Nuits blanches sur CloverPit
Depuis Balatro et Luck Be a Landlord, les jeux de casino sont à la mode. Surtout ceux qui proposent davantage de folies, de secrets, de loreReprésente l'histoire et les traditions autour d’un univers de fiction, ne constituant pas l’intrigue principale d’une œuvre. étrange à la Inscryption et qui cachent leurs meilleurs atouts. CloverPit est de ceux-là… Mais à quel point est-il intéressant ?
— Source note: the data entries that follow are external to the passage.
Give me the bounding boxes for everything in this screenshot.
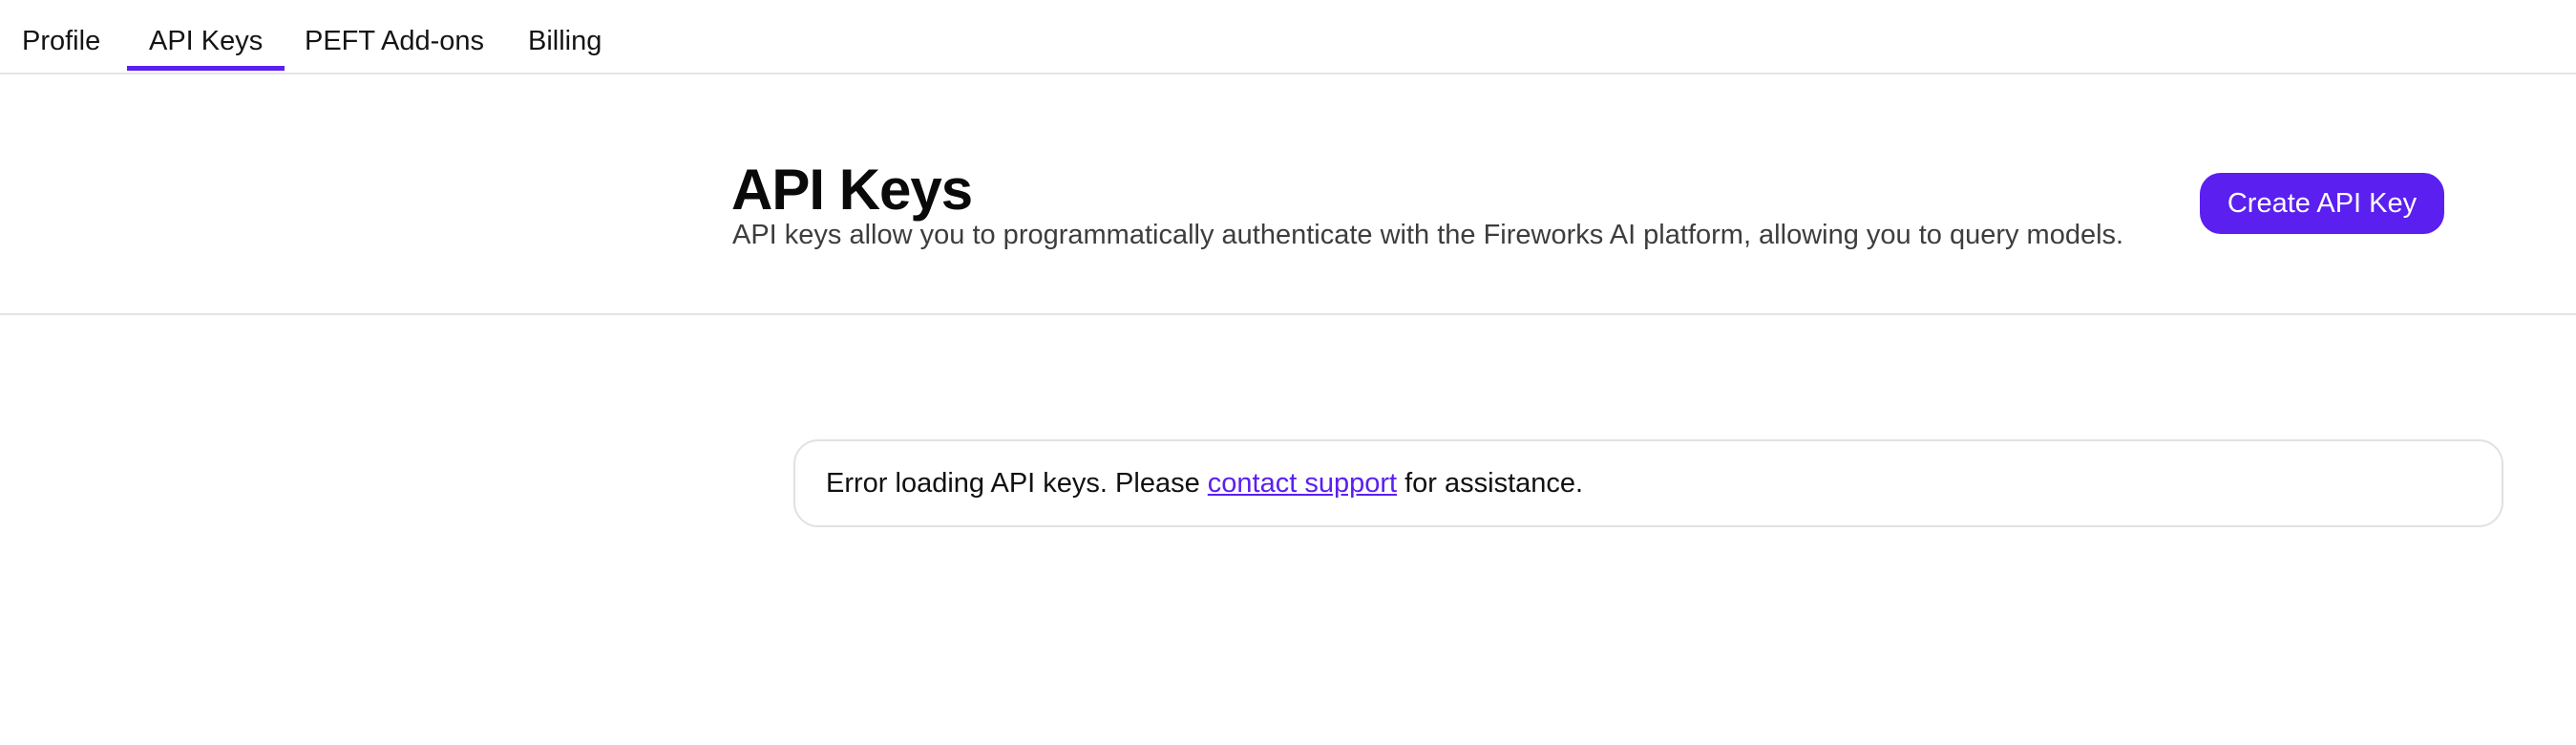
error-prefix: Error loading API keys. Please — [826, 468, 1208, 499]
tab-profile[interactable]: Profile — [0, 21, 122, 71]
tab-api-keys[interactable]: API Keys — [127, 21, 285, 71]
tab-label: Billing — [528, 26, 602, 56]
page-header: API Keys API keys allow you to programma… — [0, 74, 2576, 315]
create-api-key-button[interactable]: Create API Key — [2200, 173, 2444, 234]
contact-support-link[interactable]: contact support — [1208, 468, 1397, 499]
page-description: API keys allow you to programmatically a… — [732, 220, 2124, 250]
error-suffix: for assistance. — [1397, 468, 1584, 499]
tab-label: Profile — [22, 26, 101, 56]
error-message: Error loading API keys. Please contact s… — [826, 464, 1583, 502]
tab-billing[interactable]: Billing — [506, 21, 623, 71]
page-title: API Keys — [731, 158, 973, 222]
tab-label: API Keys — [149, 26, 264, 56]
settings-tab-bar: Profile API Keys PEFT Add-ons Billing — [0, 0, 2576, 74]
tab-label: PEFT Add-ons — [305, 26, 485, 56]
error-message-card: Error loading API keys. Please contact s… — [793, 439, 2503, 527]
tab-peft-add-ons[interactable]: PEFT Add-ons — [283, 21, 506, 71]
Enfermé avec un bandit-manchot
De base, ces jeux m’énervent. Je suis sûr que je ne suis pas le seul à me dire que « oui bon, d’accord, c’est malin, mais ça joue sur l’incrémental, ça nous fait répéter deux ou trois actions en boucle et, finalement, ça ne vole pas haut ». Par exemple, je n’ai toujours pas compris l’intérêt de Luck Be a Landlord. Et pourtant, l’aspect addictif fonctionne beaucoup sur moi : la faute à ma curiosité maladive de tout et n’importe quoi. Je veux tout voir d’un jeu quand il se fait aussi malin, en découvrir chaque parcelle d’idée. Toutes ces contradictions m’ont poussé à lancer CloverPit avec un peu de prudence… et il est vrai que les premières minutes peuvent étonner.
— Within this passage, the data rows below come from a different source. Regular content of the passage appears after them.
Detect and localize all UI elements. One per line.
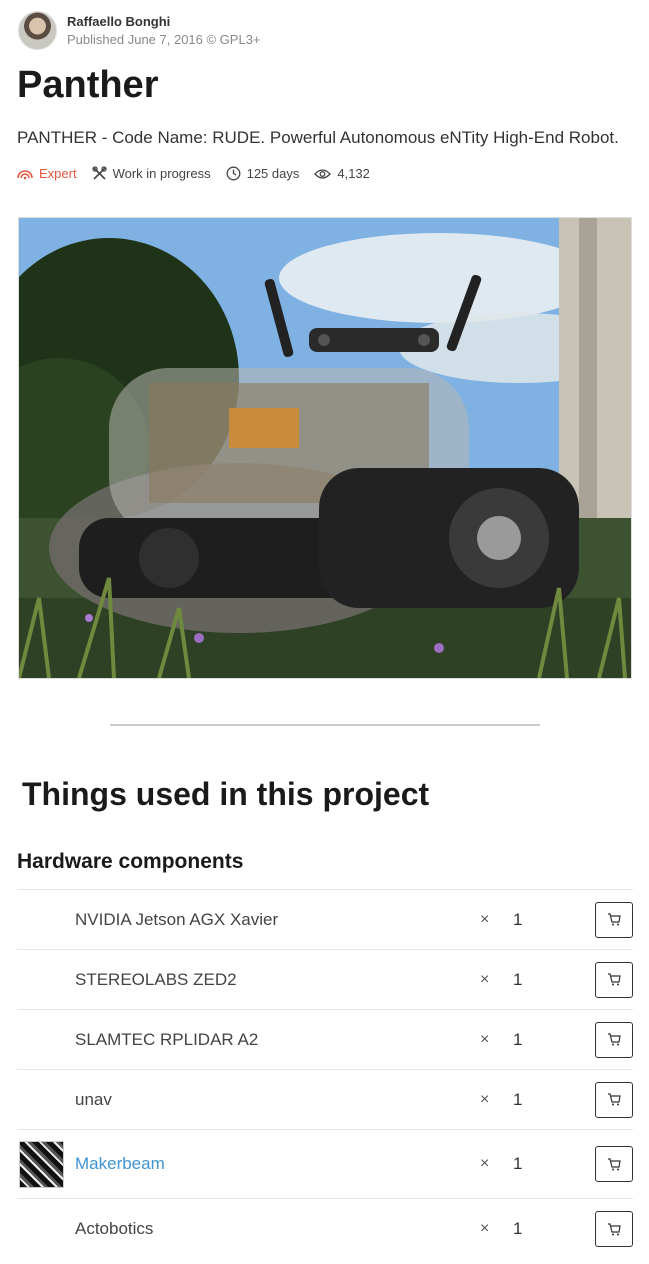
clock-icon bbox=[226, 166, 241, 181]
times-symbol: × bbox=[480, 1030, 490, 1048]
buy-button[interactable] bbox=[595, 1021, 633, 1058]
cart-icon bbox=[608, 1157, 621, 1170]
section-divider bbox=[110, 724, 540, 726]
component-quantity: 1 bbox=[513, 969, 523, 989]
component-row: Actobotics × 1 bbox=[17, 1198, 633, 1259]
published-info: Published June 7, 2016 © GPL3+ bbox=[67, 31, 261, 47]
project-hero-image[interactable] bbox=[18, 217, 632, 679]
cart-icon bbox=[608, 1033, 621, 1046]
buy-button[interactable] bbox=[595, 1146, 633, 1182]
things-used-heading: Things used in this project bbox=[22, 776, 430, 812]
buy-button[interactable] bbox=[595, 901, 633, 938]
duration-label: 125 days bbox=[246, 166, 300, 181]
project-title: Panther bbox=[17, 64, 159, 106]
component-row: unav × 1 bbox=[17, 1069, 633, 1129]
project-subtitle: PANTHER - Code Name: RUDE. Powerful Auto… bbox=[17, 128, 619, 147]
component-quantity: 1 bbox=[513, 909, 523, 929]
difficulty-icon bbox=[17, 169, 33, 179]
hardware-heading: Hardware components bbox=[17, 850, 244, 873]
views-stat: 4,132 bbox=[314, 166, 370, 181]
author-name[interactable]: Raffaello Bonghi bbox=[67, 13, 261, 31]
buy-button[interactable] bbox=[595, 1211, 633, 1247]
component-quantity: 1 bbox=[513, 1154, 523, 1173]
buy-button[interactable] bbox=[595, 961, 633, 998]
component-link[interactable]: Makerbeam bbox=[75, 1154, 165, 1174]
component-quantity: 1 bbox=[513, 1029, 523, 1049]
cart-icon bbox=[608, 973, 621, 986]
component-quantity: 1 bbox=[513, 1219, 523, 1238]
component-row: SLAMTEC RPLIDAR A2 × 1 bbox=[17, 1009, 633, 1069]
cart-icon bbox=[608, 913, 621, 926]
eye-icon bbox=[314, 168, 332, 179]
component-name: STEREOLABS ZED2 bbox=[75, 969, 237, 989]
robot-photo bbox=[19, 218, 631, 678]
buy-button[interactable] bbox=[595, 1081, 633, 1118]
hardware-components-list: NVIDIA Jetson AGX Xavier × 1 STEREOLABS … bbox=[17, 889, 633, 1259]
cart-icon bbox=[608, 1222, 621, 1235]
views-label: 4,132 bbox=[337, 166, 370, 181]
component-name: unav bbox=[75, 1089, 112, 1109]
duration-stat: 125 days bbox=[226, 166, 300, 181]
difficulty-stat: Expert bbox=[17, 166, 77, 181]
status-label: Work in progress bbox=[112, 166, 211, 181]
component-row: NVIDIA Jetson AGX Xavier × 1 bbox=[17, 889, 633, 949]
component-row: STEREOLABS ZED2 × 1 bbox=[17, 949, 633, 1009]
difficulty-label: Expert bbox=[39, 166, 77, 181]
component-quantity: 1 bbox=[513, 1089, 523, 1109]
times-symbol: × bbox=[480, 910, 490, 928]
component-name: SLAMTEC RPLIDAR A2 bbox=[75, 1029, 259, 1049]
component-row: Makerbeam × 1 bbox=[17, 1129, 633, 1198]
times-symbol: × bbox=[480, 1220, 490, 1237]
component-name: NVIDIA Jetson AGX Xavier bbox=[75, 909, 279, 929]
times-symbol: × bbox=[480, 970, 490, 988]
author-block: Raffaello Bonghi Published June 7, 2016 … bbox=[18, 11, 261, 50]
status-stat: Work in progress bbox=[91, 166, 211, 181]
times-symbol: × bbox=[480, 1155, 490, 1172]
times-symbol: × bbox=[480, 1090, 490, 1108]
cart-icon bbox=[608, 1093, 621, 1106]
tools-icon bbox=[91, 166, 107, 180]
project-stats: Expert Work in progress 125 days 4,132 bbox=[17, 166, 385, 181]
component-thumbnail[interactable] bbox=[19, 1140, 64, 1188]
component-name: Actobotics bbox=[75, 1219, 154, 1238]
author-avatar[interactable] bbox=[18, 11, 57, 50]
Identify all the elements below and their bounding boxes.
Vous êtes prisonnier d’une toute petite cellule. Vous pouvez y faire vos besoins, regarder un inventaire d’objets sur un PC, mais surtout, vous avez une sombre voix qui vous indique sur un panneau la somme que vous lui devez. Et pour rembourser cela, il va falloir jouer à la machine à sous. Plusieurs symboles de fruits, de 7 et de cloches vont apparaître et vous connaissez le principe : des combinaisons valident l’obtention de gains à chaque tirage. À chaque partie d’un certain nombre de tirages, vous obtiendrez de l’argent vous permettant de renflouer votre dette. Vous avez le droit à trois tentatives par niveau de dette et chaque réussite vous félicitera aussi avec quelques billets que vous pourrez échanger contre des artefacts.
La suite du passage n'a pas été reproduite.